Probably none. As much as I'd like to read Secret Avengers just for the creative team and maybe Avengers because of the characters, I'm not very likely to buy the monthly issues for $4 books without backup stories. Academy sounds good, but I doubt it will win out over other books I'm thinking about picking up after Mighty Avengers ends.
While I will read SECRET and ACADEMY, I do agree with the angle that $4 books are not the future. While all comics have diminishing returns, I've seen drops of some 20-30% within 6-12 months for even TOP sellers like NEW AVENGERS since they became $3.99. Surely whatever cash money is gained by the increased prices has been canceled out by diminished sales by now. Marvel seems to quietly admit that by relaunching NEW AVENGERS, a title that not long ago was selling about 90k an issue. DC has seemed to admit that many of their $3.99 books, even with back-up's, did not do well and is backing off for quite a few titles, like BOOSTER GOLD.
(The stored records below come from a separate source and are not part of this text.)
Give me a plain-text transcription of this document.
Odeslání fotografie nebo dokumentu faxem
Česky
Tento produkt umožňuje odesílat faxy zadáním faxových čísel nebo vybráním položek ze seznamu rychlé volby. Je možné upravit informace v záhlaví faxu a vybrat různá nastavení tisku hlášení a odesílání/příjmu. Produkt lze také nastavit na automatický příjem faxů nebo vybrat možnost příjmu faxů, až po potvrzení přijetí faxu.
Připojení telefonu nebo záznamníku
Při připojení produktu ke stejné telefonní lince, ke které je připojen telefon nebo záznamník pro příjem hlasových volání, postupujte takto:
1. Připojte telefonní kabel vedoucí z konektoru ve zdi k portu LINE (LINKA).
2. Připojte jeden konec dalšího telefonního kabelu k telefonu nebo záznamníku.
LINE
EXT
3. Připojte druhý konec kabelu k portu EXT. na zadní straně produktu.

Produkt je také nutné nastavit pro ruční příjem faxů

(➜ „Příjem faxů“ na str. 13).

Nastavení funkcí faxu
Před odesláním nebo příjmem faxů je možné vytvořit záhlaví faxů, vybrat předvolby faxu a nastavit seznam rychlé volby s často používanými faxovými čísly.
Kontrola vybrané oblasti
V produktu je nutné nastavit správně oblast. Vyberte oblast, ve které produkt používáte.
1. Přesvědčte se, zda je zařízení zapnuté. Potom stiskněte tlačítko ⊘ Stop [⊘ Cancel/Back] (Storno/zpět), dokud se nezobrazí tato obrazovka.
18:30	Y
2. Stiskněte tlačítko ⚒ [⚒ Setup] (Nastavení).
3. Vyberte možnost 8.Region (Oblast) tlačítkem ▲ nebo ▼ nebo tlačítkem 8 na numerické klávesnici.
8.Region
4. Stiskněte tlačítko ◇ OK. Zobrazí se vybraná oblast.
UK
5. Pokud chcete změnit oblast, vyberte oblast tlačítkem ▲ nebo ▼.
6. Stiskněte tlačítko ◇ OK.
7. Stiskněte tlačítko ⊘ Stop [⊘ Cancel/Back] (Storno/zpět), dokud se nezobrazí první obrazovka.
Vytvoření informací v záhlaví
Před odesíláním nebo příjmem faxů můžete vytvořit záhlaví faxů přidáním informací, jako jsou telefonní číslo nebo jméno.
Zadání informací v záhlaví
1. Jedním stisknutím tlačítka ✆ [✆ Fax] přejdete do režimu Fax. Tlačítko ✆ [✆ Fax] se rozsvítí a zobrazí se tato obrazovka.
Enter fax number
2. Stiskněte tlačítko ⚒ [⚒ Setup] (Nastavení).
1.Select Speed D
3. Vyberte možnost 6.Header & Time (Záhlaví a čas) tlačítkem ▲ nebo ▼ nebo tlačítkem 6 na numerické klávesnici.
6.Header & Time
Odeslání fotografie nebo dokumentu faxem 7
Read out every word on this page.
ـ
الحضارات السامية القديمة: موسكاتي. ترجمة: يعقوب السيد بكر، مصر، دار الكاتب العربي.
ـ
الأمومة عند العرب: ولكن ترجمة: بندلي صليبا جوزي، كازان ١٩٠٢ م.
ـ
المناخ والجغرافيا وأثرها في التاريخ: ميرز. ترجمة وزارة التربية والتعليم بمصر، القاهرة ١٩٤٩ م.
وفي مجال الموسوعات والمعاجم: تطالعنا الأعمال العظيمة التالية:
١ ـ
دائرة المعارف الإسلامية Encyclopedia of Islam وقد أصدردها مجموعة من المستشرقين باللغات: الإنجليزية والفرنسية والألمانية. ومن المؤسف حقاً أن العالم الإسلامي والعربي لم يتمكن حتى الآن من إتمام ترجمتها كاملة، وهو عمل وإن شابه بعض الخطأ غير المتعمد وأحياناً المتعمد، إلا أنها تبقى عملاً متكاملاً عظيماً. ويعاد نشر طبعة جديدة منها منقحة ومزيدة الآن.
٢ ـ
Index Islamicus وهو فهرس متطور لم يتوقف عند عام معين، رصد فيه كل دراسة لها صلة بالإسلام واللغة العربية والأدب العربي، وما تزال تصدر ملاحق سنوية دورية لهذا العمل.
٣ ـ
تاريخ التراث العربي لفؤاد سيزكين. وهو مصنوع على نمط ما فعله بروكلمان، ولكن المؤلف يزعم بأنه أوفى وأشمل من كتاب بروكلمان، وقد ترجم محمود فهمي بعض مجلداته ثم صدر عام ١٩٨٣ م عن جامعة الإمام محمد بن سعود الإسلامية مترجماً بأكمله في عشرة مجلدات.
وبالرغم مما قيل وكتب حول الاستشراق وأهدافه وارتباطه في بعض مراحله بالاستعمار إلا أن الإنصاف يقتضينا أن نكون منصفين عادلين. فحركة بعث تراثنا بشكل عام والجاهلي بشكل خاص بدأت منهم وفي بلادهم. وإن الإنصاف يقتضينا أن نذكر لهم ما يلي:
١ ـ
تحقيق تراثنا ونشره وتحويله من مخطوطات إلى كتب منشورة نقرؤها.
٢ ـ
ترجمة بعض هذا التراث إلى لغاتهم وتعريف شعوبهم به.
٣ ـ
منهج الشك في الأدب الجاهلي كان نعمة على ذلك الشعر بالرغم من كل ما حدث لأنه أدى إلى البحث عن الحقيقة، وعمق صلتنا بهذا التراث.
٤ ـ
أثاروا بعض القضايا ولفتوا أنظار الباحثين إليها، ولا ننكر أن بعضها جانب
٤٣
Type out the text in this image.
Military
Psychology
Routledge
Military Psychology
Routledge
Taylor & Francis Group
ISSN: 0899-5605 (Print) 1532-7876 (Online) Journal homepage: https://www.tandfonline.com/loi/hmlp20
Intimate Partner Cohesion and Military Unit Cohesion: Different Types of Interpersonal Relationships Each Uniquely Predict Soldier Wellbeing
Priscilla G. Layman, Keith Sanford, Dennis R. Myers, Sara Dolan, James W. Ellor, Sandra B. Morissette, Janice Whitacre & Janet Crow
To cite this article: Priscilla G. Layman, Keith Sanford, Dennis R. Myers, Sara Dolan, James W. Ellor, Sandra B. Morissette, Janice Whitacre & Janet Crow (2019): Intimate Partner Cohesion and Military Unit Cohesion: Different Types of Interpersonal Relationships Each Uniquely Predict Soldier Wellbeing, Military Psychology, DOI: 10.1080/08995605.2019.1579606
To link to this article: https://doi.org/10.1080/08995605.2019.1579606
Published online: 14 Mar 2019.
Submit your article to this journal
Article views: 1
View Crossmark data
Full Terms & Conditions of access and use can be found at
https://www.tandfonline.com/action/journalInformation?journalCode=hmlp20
Some people laugh at VERTIGO for offering debut issues at $1, since if sales don't sustain, the series actually never absorbs that loss. But what they don't get is that a debut issue's point is to try to either entice people to try out the rest, or to buy it in collected form. DC has embraced the trade market and has a bigger presence in bookstores; Marvel still sells trades through Diamond exclusively, which is kind of like hiring a professional wrestler to do your tax return.
Comics have been "recession proof" in the past by being cheap. The last time unemployment was this bad, comics were about $1.25 on average. Of course, $1.25 twenty years ago is more like $2.75 now (at least) with inflation, but still. When it is very likely, especially in New York, when 1 out of every 10 comic fans might be unemployed, $3.99 comics are not sustainable. They allowed Marvel to escape 2009 mostly unscratched while magazines and newspapers have fallen. That's fine. But such a strategy is not sustainable long term. The question is whether anyone in editorial knows that, or if blind, unadulterated greed will blind their judgment, just like blind greed has convinced the electronics and media industry that the best thing people want to do during a recession is spend $200-$500 on a Blu Ray machine and have to upgrade their ENTIRE movie collection for the second time within 15 years.
Of course, if more people actually spent their money while using daffy things like "perspective" or "common sense", debt wouldn't be as high and the economy might be better. But what do I know? I'm not even middle management.